Антон Нестеров

 ПРОБЛЕМА  МЕРИДИАНА


Эти беглые заметки – что-то вроде замечаний на полях по ходу чтения чужого текста, попытка комментирования этого текста – для себя. Комментарий не есть интерпретация – он лишь называние тех контекстов, в которых, возможно (как подозревает читатель), развертывается произведение. Иногда комментарий  способен очертить силовое поле, по линиям которого выстраивается текст.

1.

Я нахожу нечто – подобное языку – нематериальное, но земное, привязанное к земле и сохраняющее форму круга, нечто такое, что возвращается снова к себе, проходя через оба полюса, и при этом прекраснейшим образом – пересекает даже  тропики –  я нахожу ... меридиан[1].

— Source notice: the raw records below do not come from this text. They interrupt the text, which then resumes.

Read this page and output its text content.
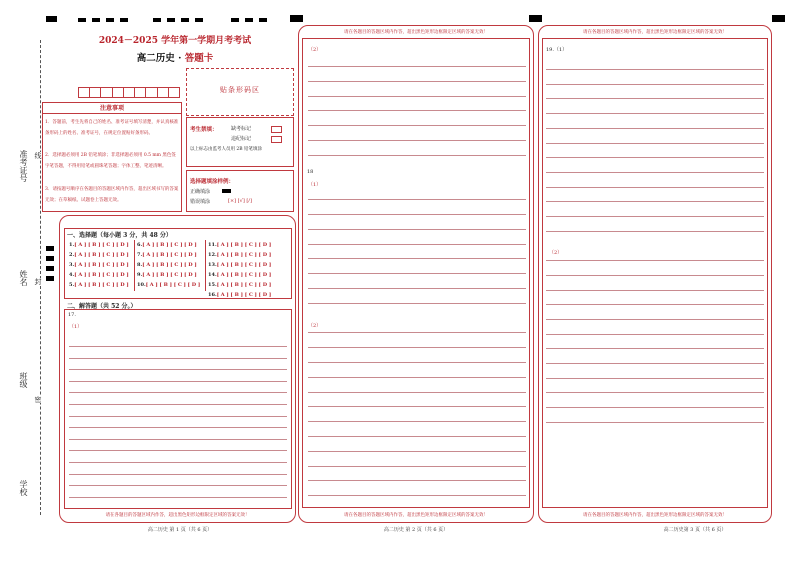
准考证号
姓名
班级
学校
线
封
密
2024－2025 学年第一学期月考考试
高二历史 · 答题卡
贴条形码区
注意事项
1．答题前，考生先将自己的姓名、准考证号填写清楚，并认真核准条形码上的姓名、准考证号，在规定位置贴好条形码。
2．选择题必须用 2B 铅笔填涂；非选择题必须用 0.5 mm 黑色签字笔答题，不得用铅笔或圆珠笔答题；字体工整、笔迹清晰。
3．请按题号顺序在各题目的答题区域内作答，超出区域书写的答案无效；在草稿纸、试题卷上答题无效。
考生禁填：	缺考标记
违纪标记
以上标志由监考人员用 2B 铅笔填涂
选择题填涂样例：
正确填涂
错误填涂	[×] [√] [/]
一、选择题（每小题 3 分，共 48 分）
1.[ A ] [ B ] [ C ] [ D ]
2.[ A ] [ B ] [ C ] [ D ]
3.[ A ] [ B ] [ C ] [ D ]
4.[ A ] [ B ] [ C ] [ D ]
5.[ A ] [ B ] [ C ] [ D ]
6.[ A ] [ B ] [ C ] [ D ]
7.[ A ] [ B ] [ C ] [ D ]
8.[ A ] [ B ] [ C ] [ D ]
9.[ A ] [ B ] [ C ] [ D ]
10.[ A ] [ B ] [ C ] [ D ]
11.[ A ] [ B ] [ C ] [ D ]
12.[ A ] [ B ] [ C ] [ D ]
13.[ A ] [ B ] [ C ] [ D ]
14.[ A ] [ B ] [ C ] [ D ]
15.[ A ] [ B ] [ C ] [ D ]
16.[ A ] [ B ] [ C ] [ D ]
二、解答题（共 52 分。）
17.
（1）
请在各题目的答题区域内作答，超出黑色矩形边框限定区域的答案无效！
高二历史 第 1 页（共 6 页）
请在各题目的答题区域内作答，超出黑色矩形边框限定区域的答案无效！
（2）
18
（1）
（2）
请在各题目的答题区域内作答，超出黑色矩形边框限定区域的答案无效！
高二历史 第 2 页（共 6 页）
请在各题目的答题区域内作答，超出黑色矩形边框限定区域的答案无效！
19.（1）
（2）
请在各题目的答题区域内作答，超出黑色矩形边框限定区域的答案无效！
高二历史第 3 页（共 6 页）
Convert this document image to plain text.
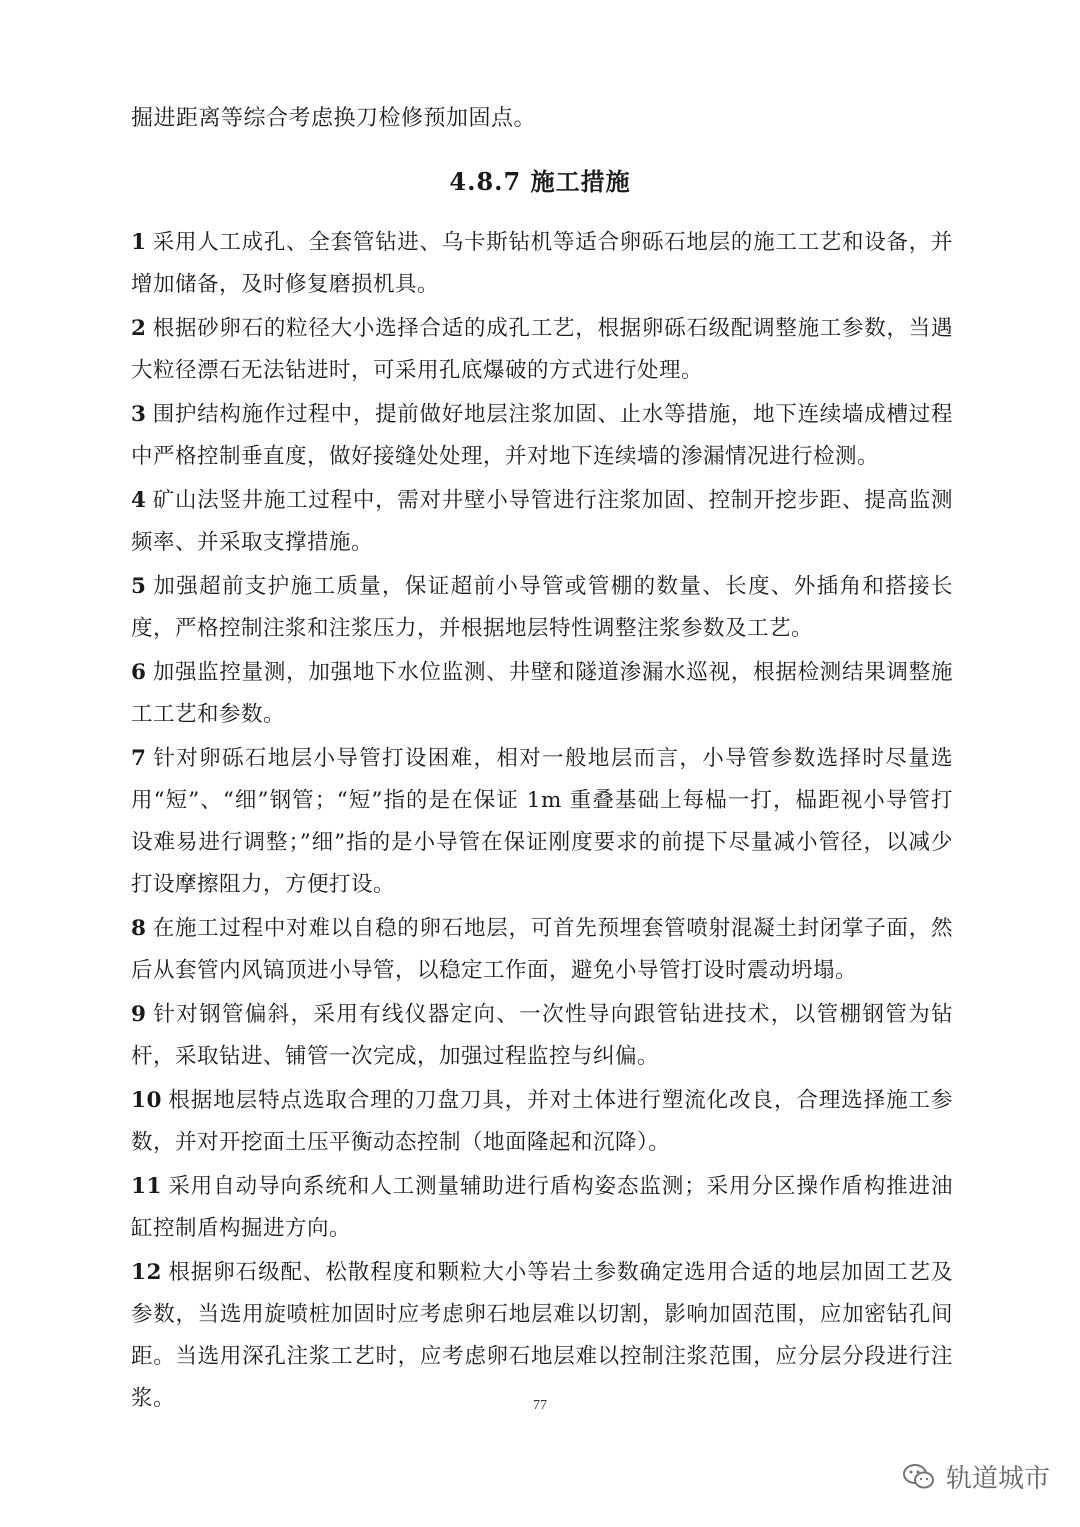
掘进距离等综合考虑换刀检修预加固点。

4.8.7 施工措施

1 采用人工成孔、全套管钻进、乌卡斯钻机等适合卵砾石地层的施工工艺和设备，并增加储备，及时修复磨损机具。

2 根据砂卵石的粒径大小选择合适的成孔工艺，根据卵砾石级配调整施工参数，当遇大粒径漂石无法钻进时，可采用孔底爆破的方式进行处理。

3 围护结构施作过程中，提前做好地层注浆加固、止水等措施，地下连续墙成槽过程中严格控制垂直度，做好接缝处处理，并对地下连续墙的渗漏情况进行检测。

4 矿山法竖井施工过程中，需对井壁小导管进行注浆加固、控制开挖步距、提高监测频率、并采取支撑措施。

5 加强超前支护施工质量，保证超前小导管或管棚的数量、长度、外插角和搭接长度，严格控制注浆和注浆压力，并根据地层特性调整注浆参数及工艺。

6 加强监控量测，加强地下水位监测、井壁和隧道渗漏水巡视，根据检测结果调整施工工艺和参数。

7 针对卵砾石地层小导管打设困难，相对一般地层而言，小导管参数选择时尽量选用“短”、“细”钢管；“短”指的是在保证 1m 重叠基础上每榀一打，榀距视小导管打设难易进行调整；”细”指的是小导管在保证刚度要求的前提下尽量减小管径，以减少打设摩擦阻力，方便打设。

8 在施工过程中对难以自稳的卵石地层，可首先预埋套管喷射混凝土封闭掌子面，然后从套管内风镐顶进小导管，以稳定工作面，避免小导管打设时震动坍塌。

9 针对钢管偏斜，采用有线仪器定向、一次性导向跟管钻进技术，以管棚钢管为钻杆，采取钻进、铺管一次完成，加强过程监控与纠偏。

10 根据地层特点选取合理的刀盘刀具，并对土体进行塑流化改良，合理选择施工参数，并对开挖面土压平衡动态控制（地面隆起和沉降）。

11 采用自动导向系统和人工测量辅助进行盾构姿态监测；采用分区操作盾构推进油缸控制盾构掘进方向。

12 根据卵石级配、松散程度和颗粒大小等岩土参数确定选用合适的地层加固工艺及参数，当选用旋喷桩加固时应考虑卵石地层难以切割，影响加固范围，应加密钻孔间距。当选用深孔注浆工艺时，应考虑卵石地层难以控制注浆范围，应分层分段进行注浆。	77
轨道城市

Эти слова Целана на церемонии вручения ему Бюхнеровской премии обнажают разрыв, существующий между ясностью высказывания и ясностью понимания.

Что говорит Целан? Какое отношение имеет проблема меридиана к поэзии? И что значит нахождение меридиана?

Современники поэта – как и его нынешние читатели – слишком привыкли к школьной географической карте, расчерченной аккуратной сеткой широт и долгот,  – и вряд ли подозревают, что определение долготы было серьезнейшей проблемой для мореплавателей вплоть до конца XVIII века – для них то было вопросом жизни и смерти. Достаточно сказать, что в 1714 г. Британский Парламент установил громадную по тем временам премию в 20 000 фунтов стерлингов изобретателю, который предложит способ точного определения долготы в открытом море: причиной была гибель множества сбившихся с курса судов, превратившаяся, с ростом интенсивности судоходства, в настоящий бич для морской державы, какой была в ту пору Англия. И лишь в 1773 г. эту премию смог получить часовщик Джон Гаррисон, почти всю жизнь потративший на  созданиеморского хронометра (первая модель его была предложена изобретателем в 1735 г. – но около 40 лет понадобилось автору на доработку!).

Обратим внимание : для определения точного меридиана – условной плоскости сечения, проходящей через земную ось и соединяющей два полюса мира, – необходимы были точные часы!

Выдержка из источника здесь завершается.